Modern poker may be played with a deck of 52 cards, but during the formative years this number was much lower, at just 20.

This is partly because poker used to be predominantly played by just two people at a time, and so there was less need for a larger deck. Such a practice was adopted from English card games like brag, and also hints at another potential underlying influence of poker.

The more players you have, the more cards you need, and it did not take long for a 52 card deck to become the norm, with the popularity of poker from the mid-1800s onwards necessitating this increase.

We nearly had another suit in a poker deck

We are all familiar with the Clubs, Hearts, Diamonds and Spades of a typical deck of cards, but in the 1930s there was a movement to introduce a fifth suit alongside these, with the symbol of an eagle being the proposed inclusion.

Although this never came to pass, it is interesting to imagine how different the game of poker would be now if even more card combinations were possible.

Televised poker began in the 1970s

Today we are used to seeing poker on our TV screens, as well as streamed online via services like Twitch. This is a tradition which dates back to 1973, when the World Series of Poker was first shown on CBS.

Indeed many argue that the popularity of poker as we know it was only achievable thanks to the exposure it gained from the tournaments being televised. Prior to this point it was far more of a niche pastime, but once it began to gain traction on TV, more people flocked to play it.

Online poker perpetuated the game’s growth

It wasn’t just television that aided poker to reach the dizzying heights of popularity it enjoys right now, as of course the internet enabled even more people to participate in it without needing to visit a bricks and mortar casino.

The first online poker services emerged in the late 1990s, and by the early 2000s it was an entire industry in its own right, generating vast sums.

The main problem at this point was the lack of regulation and legalization in many regions of the globe. While some countries, such as the UK, embraced legal online gambling in all its forms, including poker, others were slower to catch up.

In the US, only a few states offer legal online poker, and you have to be physically within the borders of these states to play legitimately, for example.

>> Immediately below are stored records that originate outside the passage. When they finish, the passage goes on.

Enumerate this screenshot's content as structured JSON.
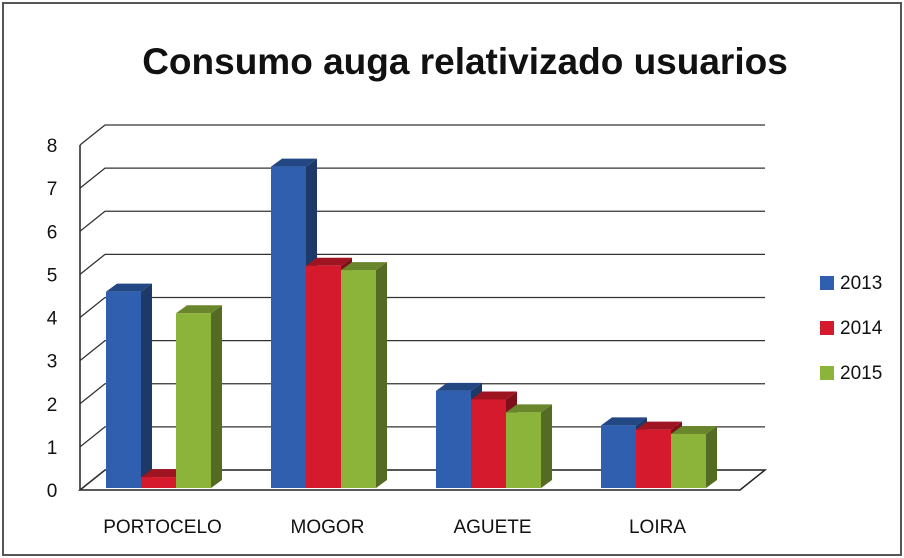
{
  "chart_data": {
    "type": "bar3d",
    "title": "Consumo auga relativizado usuarios",
    "categories": [
      "PORTOCELO",
      "MOGOR",
      "AGUETE",
      "LOIRA"
    ],
    "series": [
      {
        "name": "2013",
        "color": "#2f5fae",
        "values": [
          4.6,
          7.5,
          2.3,
          1.5
        ]
      },
      {
        "name": "2014",
        "color": "#d41a2c",
        "values": [
          0.3,
          5.2,
          2.1,
          1.4
        ]
      },
      {
        "name": "2015",
        "color": "#8cb33a",
        "values": [
          4.1,
          5.1,
          1.8,
          1.3
        ]
      }
    ],
    "ylim": [
      0,
      8
    ],
    "yticks": [
      0,
      1,
      2,
      3,
      4,
      5,
      6,
      7,
      8
    ],
    "grid": true,
    "legend": "right"
  }
}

Poker is arguably one of the few skill-based forms of gambling

Whether you play the slots or try your hand on the roulette table, you are essentially relying on nothing but blind luck to help you win, because you ultimately have no control over the outcome of a given spin of the reels or the trajectory of the ball.

However, poker is very different, since it relies on strategy, skill and an ability to read other players in order to make informed decisions about whether to keep playing a hand, fold, raise or go all-in.

This is why it is also a type of gambling which allows for professional players to exist. This is the ultimate proof of the role that skill plays, because if luck was the only component, then the top players would not be able to consistently triumph over less capable opponents, or walk away with millions in the process.